Le football marocain est en deuil. Ahmed Faras, icône incontestée du sport national et premier Ballon d’Or africain de l’histoire du Maroc, s’est éteint ce mercredi 16 juillet, laissant derrière lui une empreinte indélébile dans l’âme de tout un pays.

Véritable légende vivante devenue mythe, Faras restera à jamais le génie au pied gauche magique, capable de faire vibrer les stades et les cœurs par sa vision du jeu, son élégance, et son efficacité devant les buts.

Un parcours exemplaire, une fidélité inébranlable:

Né à Mohammedia, « la cité des fleurs », Ahmed Faras s’est formé et a évolué toute sa carrière dans son club de cœur, le Chabab de Mohammedia, de 1965 à 1982. Insensible aux sirènes des grands clubs étrangers et locaux, il refusa toujours de quitter sa ville natale, incarnant jusqu’au bout la fidélité, l’humilité et la loyauté, des valeurs qui le distinguaient autant que son talent.

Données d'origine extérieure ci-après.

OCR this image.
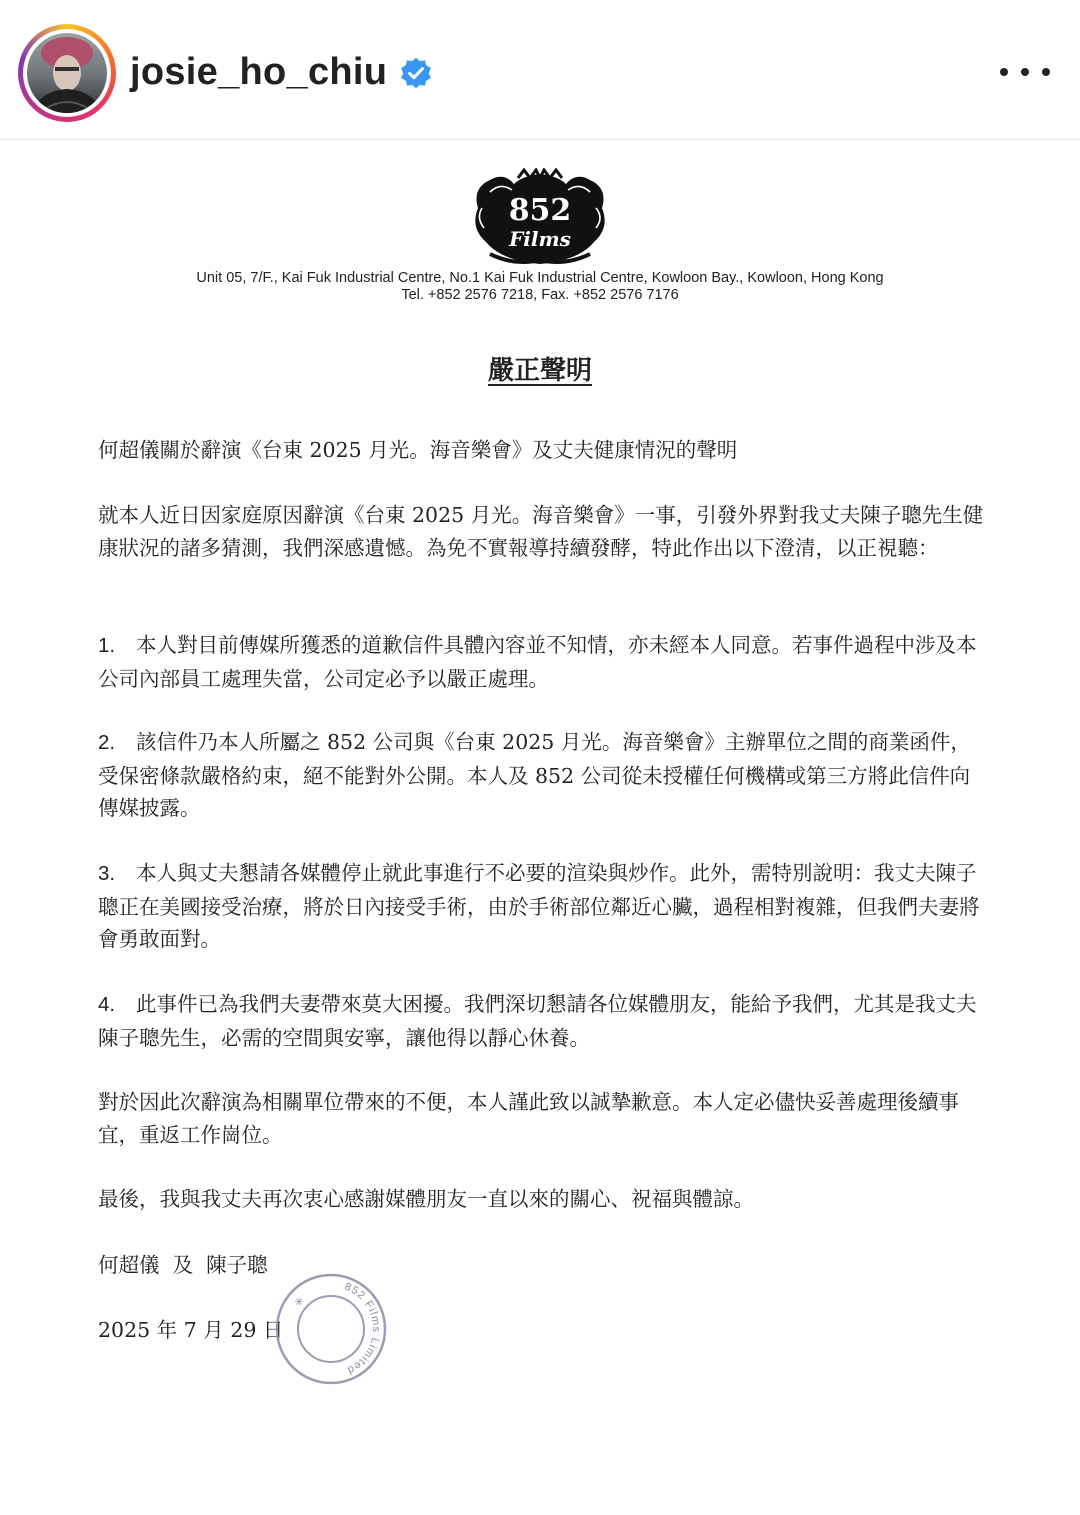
josie_ho_chiu
852
Films
Unit 05, 7/F., Kai Fuk Industrial Centre, No.1 Kai Fuk Industrial Centre, Kowloon Bay., Kowloon, Hong Kong
Tel. +852 2576 7218, Fax. +852 2576 7176
嚴正聲明
何超儀關於辭演《台東 2025 月光。海音樂會》及丈夫健康情況的聲明
就本人近日因家庭原因辭演《台東 2025 月光。海音樂會》一事，引發外界對我丈夫陳子聰先生健康狀況的諸多猜測，我們深感遺憾。為免不實報導持續發酵，特此作出以下澄清，以正視聽：
1. 本人對目前傳媒所獲悉的道歉信件具體內容並不知情，亦未經本人同意。若事件過程中涉及本公司內部員工處理失當，公司定必予以嚴正處理。
2. 該信件乃本人所屬之 852 公司與《台東 2025 月光。海音樂會》主辦單位之間的商業函件，受保密條款嚴格約束，絕不能對外公開。本人及 852 公司從未授權任何機構或第三方將此信件向傳媒披露。
3. 本人與丈夫懇請各媒體停止就此事進行不必要的渲染與炒作。此外，需特別說明：我丈夫陳子聰正在美國接受治療，將於日內接受手術，由於手術部位鄰近心臟，過程相對複雜，但我們夫妻將會勇敢面對。
4. 此事件已為我們夫妻帶來莫大困擾。我們深切懇請各位媒體朋友，能給予我們，尤其是我丈夫陳子聰先生，必需的空間與安寧，讓他得以靜心休養。
對於因此次辭演為相關單位帶來的不便，本人謹此致以誠摯歉意。本人定必儘快妥善處理後續事宜，重返工作崗位。
最後，我與我丈夫再次衷心感謝媒體朋友一直以來的關心、祝福與體諒。
何超儀  及  陳子聰
2025 年 7 月 29 日
852 Films Limited
✳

Capitaine emblématique de l’équipe nationale de 1971 à 1979, il a porté les couleurs du Maroc avec une passion farouche, participant à la Coupe du Monde 1970, aux Jeux Olympiques de Munich en 1972, et surtout à la Coupe d’Afrique des Nations 1976, où il inscrivit son nom en lettres d’or en soulevant le seul trophée continental du Maroc, des mains de l’empereur éthiopien Haïlé Sélassié.

Premier Ballon d’Or africain du Maroc:

En 1975, Ahmed Faras entre dans la légende en devenant le premier Marocain sacré Ballon d’Or africain, une distinction qui couronne non seulement son immense talent, mais aussi son influence sur le jeu à l’échelle continentale.

À ce jour, il demeure le meilleur buteur de l’histoire des Lions de l’Atlas avec 42 buts en sélection, un record qui témoigne de son sens du but exceptionnel et de sa longévité au plus haut niveau.

Héros d’une génération dorée:

Avec ses coéquipiers de l’époque — Hazzaz, Dolmy, Baba, Guezzar, Zahraoui, Semmate…, Ahmed Faras a écrit la plus belle page du football marocain, faisant rayonner le Maroc sur la scène internationale et portant haut les espoirs d’un peuple passionné.

Il a également été sacré meilleur buteur du championnat national à deux reprises, lors des saisons 1968-1969 et 1972-1973, avec 16 réalisations chacune.

Un monument, une mémoire collective:

Ahmed Faras, c’est bien plus qu’un footballeur. C’est une mémoire collective, un symbole d’excellence, de modestie et de grandeur morale. Il a élevé le football marocain à un rang d’honneur et inspiré des générations de jeunes passionnés, tout en restant profondément attaché à ses racines et à sa communauté.

Son nom résonnera éternellement dans les travées des stades, dans les souvenirs des amoureux du ballon rond, et dans le cœur des Marocains reconnaissants. Adieu, capitaine. Que la terre te soit légère.